Toni Morrison, who died Tuesday, changed the voices of American literature. For those who would listen, she changed how the world is.

Born in integrated Lorain, Ohio, in 1931, she was unaware as a child that race was a dividing characteristic. There were no other black children in her first grade. She said she felt different only because she already knew how to read.

By the time she became an editor for Random House, she had learned other things. She used her talents to sharpen the voices of black activists like Angela Davis and Mohammed Ali.
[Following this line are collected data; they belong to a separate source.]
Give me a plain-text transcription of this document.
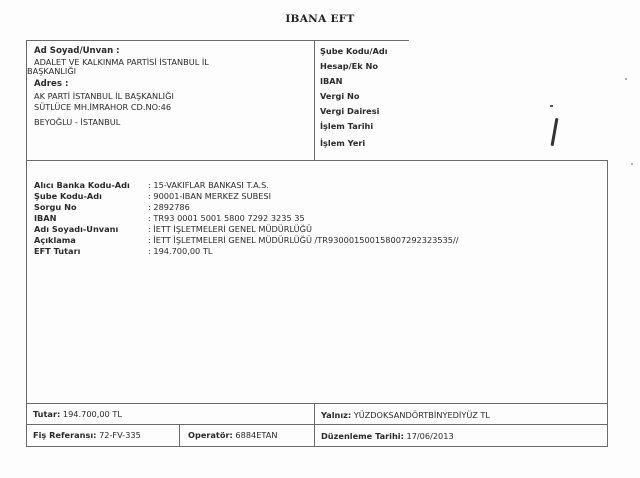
IBANA EFT
Ad Soyad/Unvan :
ADALET VE KALKINMA PARTİSİ İSTANBUL İL
BAŞKANLIĞI
Adres :
AK PARTİ İSTANBUL İL BAŞKANLIĞI
SÜTLÜCE MH.İMRAHOR CD.NO:46
BEYOĞLU - İSTANBUL
Şube Kodu/Adı
Hesap/Ek No
IBAN
Vergi No
Vergi Dairesi
İşlem Tarihi
İşlem Yeri
Alıcı Banka Kodu-Adı : 15-VAKIFLAR BANKASI T.A.S.
Şube Kodu-Adı	: 90001-IBAN MERKEZ SUBESI
Sorgu No	: 2892786
IBAN	: TR93 0001 5001 5800 7292 3235 35
Adı Soyadı-Unvanı	: İETT İŞLETMELERİ GENEL MÜDÜRLÜĞÜ
Açıklama	: İETT İŞLETMELERİ GENEL MÜDÜRLÜĞÜ /TR930001500158007292323535//
EFT Tutarı	: 194.700,00 TL
Tutar: 194.700,00 TL	Yalnız: YÜZDOKSANDÖRTBİNYEDİYÜZ TL
Fiş Referansı: 72-FV-335	Operatör: 6884ETAN	Düzenleme Tarihi: 17/06/2013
As a novelist, Morrison had become noteworthy for stories about black life in the 1960s and ’70s when black characters were little more than background in descriptions of reality. One respected critic actually criticized her writing because she had no white characters, according to National Public Radio arts writer Lynn Neary.

Then, at age 54, she released “Beloved,” a seminal novel based on the true story of a mother who kills her child rather than have it endure the brutal, dehumanizing reality of slavery.

“Beloved” shocked and disturbed white readers, who were used to textbook versions of European and American history. Black readers were uneasy about this first-ever recounting of the experience of being a slave in America. Morrison did not turn away.

Asked where she had learned the soul-crushing details of life as a less-than-human object, of the complete powerlessness of slavery, Morrison told Neary that slave narratives in letters and books are full of such detail—if people cared to look. One place they weren’t available, she said, was Williamsburg’s historic living-museum of early American history.

 “Beloved” haunts in the ways Morrison intended. Elena Nicolaou wrote that Morrison “sought to demolish what she called the ‘lobby,’ or the comfortable, inviting threshold between a white reader and Black text.”

“Racists always try to make you think they are the majority, but they never are. It’s always the minority against all of the poor, all of the women or all of the blacks,” Morrison believed.

“Beloved” earned Morrison the first Nobel Prize ever awarded to an African-American woman. Her life and writings can help America finally earn its place as the world’s most multicultural and multiracial nation.